No-bake coconut macadamia biscuits with chocolate icing

Chewy, no-bake biscuits crusted with coconut and topped with a smooth, rich, chocolate ganache finished with a dusting of desiccated coconut. Sounds mouth-watering doesn’t it? It sounds like something you could only have one of because they must be seriously naughty. It would appear that if you have a lack of self control when it comes to chocolate you, you shouldn’t have these in your fridge. Right?

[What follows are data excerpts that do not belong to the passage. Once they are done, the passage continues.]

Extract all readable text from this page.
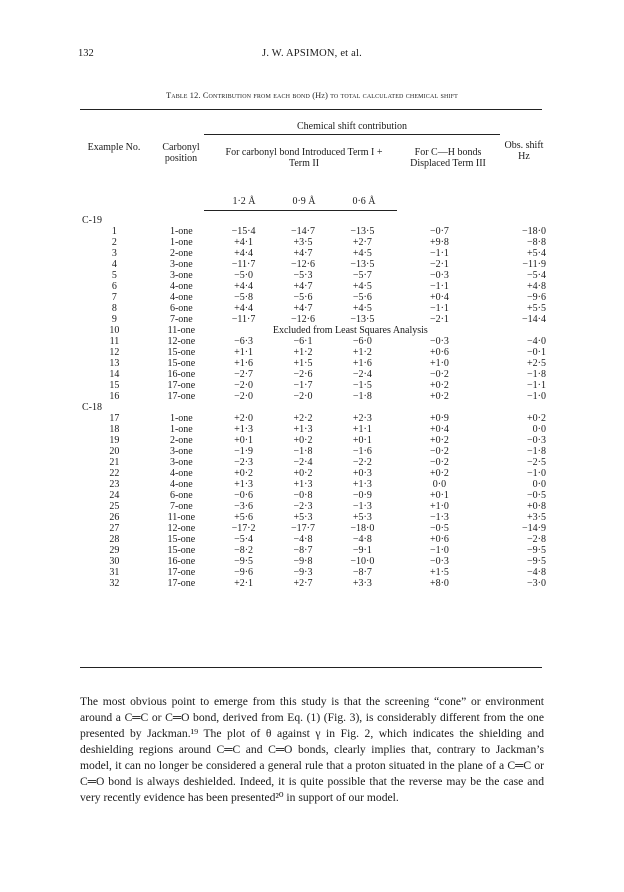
132	J. W. APSIMON, et al.
Table 12. Contribution from each bond (Hz) to total calculated chemical shift
Example No.	Carbonyl position
Chemical shift contribution
For carbonyl bond Introduced Term I + Term II
For C—H bonds Displaced Term III
Obs. shift Hz
1·2 Å	0·9 Å	0·6 Å
C-19						
1	1-one	−15·4	−14·7	−13·5	−0·7	−18·0
2	1-one	+4·1	+3·5	+2·7	+9·8	−8·8
3	2-one	+4·4	+4·7	+4·5	−1·1	+5·4
4	3-one	−11·7	−12·6	−13·5	−2·1	−11·9
5	3-one	−5·0	−5·3	−5·7	−0·3	−5·4
6	4-one	+4·4	+4·7	+4·5	−1·1	+4·8
7	4-one	−5·8	−5·6	−5·6	+0·4	−9·6
8	6-one	+4·4	+4·7	+4·5	−1·1	+5·5
9	7-one	−11·7	−12·6	−13·5	−2·1	−14·4
10	11-one	Excluded from Least Squares Analysis				
11	12-one	−6·3	−6·1	−6·0	−0·3	−4·0
12	15-one	+1·1	+1·2	+1·2	+0·6	−0·1
13	15-one	+1·6	+1·5	+1·6	+1·0	+2·5
14	16-one	−2·7	−2·6	−2·4	−0·2	−1·8
15	17-one	−2·0	−1·7	−1·5	+0·2	−1·1
16	17-one	−2·0	−2·0	−1·8	+0·2	−1·0
C-18						
17	1-one	+2·0	+2·2	+2·3	+0·9	+0·2
18	1-one	+1·3	+1·3	+1·1	+0·4	0·0
19	2-one	+0·1	+0·2	+0·1	+0·2	−0·3
20	3-one	−1·9	−1·8	−1·6	−0·2	−1·8
21	3-one	−2·3	−2·4	−2·2	−0·2	−2·5
22	4-one	+0·2	+0·2	+0·3	+0·2	−1·0
23	4-one	+1·3	+1·3	+1·3	0·0	0·0
24	6-one	−0·6	−0·8	−0·9	+0·1	−0·5
25	7-one	−3·6	−2·3	−1·3	+1·0	+0·8
26	11-one	+5·6	+5·3	+5·3	−1·3	+3·5
27	12-one	−17·2	−17·7	−18·0	−0·5	−14·9
28	15-one	−5·4	−4·8	−4·8	+0·6	−2·8
29	15-one	−8·2	−8·7	−9·1	−1·0	−9·5
30	16-one	−9·5	−9·8	−10·0	−0·3	−9·5
31	17-one	−9·6	−9·3	−8·7	+1·5	−4·8
32	17-one	+2·1	+2·7	+3·3	+8·0	−3·0

The most obvious point to emerge from this study is that the screening “cone” or environment around a C═C or C═O bond, derived from Eq. (1) (Fig. 3), is considerably different from the one presented by Jackman.¹⁹ The plot of θ against γ in Fig. 2, which indicates the shielding and deshielding regions around C═C and C═O bonds, clearly implies that, contrary to Jackman’s model, it can no longer be considered a general rule that a proton situated in the plane of a C═C or C═O bond is always deshielded. Indeed, it is quite possible that the reverse may be the case and very recently evidence has been presented²⁰ in support of our model.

No-bake coconut macadamia biscuits with chocolate icing

I certainly was feeling pretty guilty savouring the chocolate flavour still in on my tongue after eating 3 in quick succession. They’re so rich and moreish you’ll be forgiven for grabbing for a second before the first has even been swallowed.

The base

What’s this photo got to do with these naughty little morsels? That’s all that’s in the base! My no-bake coconut macadamia biscuits with chocolate icing are actually really good for you. Surprise! They started out as an attempt to make a ‘chocolate cheesecake’ recipe from Super Food Ideas.

The failed base

Can you say failure? I don’t know what I did wrong but my cheesecake bases looked absolutely nothing like they did in the magazine. They tasted amazing but there was no way they were going to hold their shape as a base and support the filling. ‘Come on Claire, think!’ Yes I actually said that to myself. I grabbed a little bit and smeared it with icing. Oh yes there was no way any of this was going to waste, just had to think of a pretty way to present it.

Icing

What’s with the banana and avo? That’s what makes the icing so wonderfully creamy. Seriously, this stuff is so good I ate the leftovers by the spoonful. It would make a very luscious pudding. I rolled little portions into balls then flattened them a little and coated each one with desiccated coconut. They’re pretty soft so make sure you keep them in the fridge until just before serving.

with picasion

I piped on a pretty little rose of icing then a sprinkle of coconut topped them off nicely.

no bake coconut macadamia biscuits with chocolate icing

I’m not on any particular diet but these happen to be gluten-free, dairy-free, refined-sugar-free and vegan. I think that ticks a box for nearly every allergy (except nuts). Enjoy!

What about you? What would you have done with the failed bases? Would you try something ‘chocolate’ made with avo and banana?

no bake coconut macadamia biscuits with chocolate icing

Coconut macadamia biscuits with chocolate icing

Coconut macadamia biscuits with chocolate icing

Yield: 40
Prep Time: 25 minutes
Total Time: 25 minutes

Ingredients

Biscuit

  • 2 cups raw unsalted macadamias
  • 100g fresh dates, seeds removed
  • 1/2 cup shredded coconut
  • 1/2 cup desiccated coconut

Icing

  • 2 avocados
  • 1 large banana
  • 2-3 tbsp cocoa powder
  • 1/2 cup pure maple syrup

Instructions

    Biscuit

    1. Place the nuts, dates and shredded coconut in the bowl of a food processor and process until the mixture comes together (stop it and scrape down the sides a couple of times).
    2. Refrigerate the mixture for 30 minutes.
    3. Take it out of the fridge. Place the desiccated coconut in a bowl.
    4. Using a teaspoon of mixture at a time, roll it into balls then press into a disc and press in the coconut to coat.
    5. Place on a plate.

    Icing

    1. Place the avocado, banana, cocoa powder and maple syrup in the food processor and process until smooth like ganache.
    2. Spoon it into a piping bag fitted with a start tip.
    3. Pipe the 'icing' on top of the 'biscuits'.
    4. Sprinkle with a little extra desiccated coconut.
    5. Refrigerate until just before serving.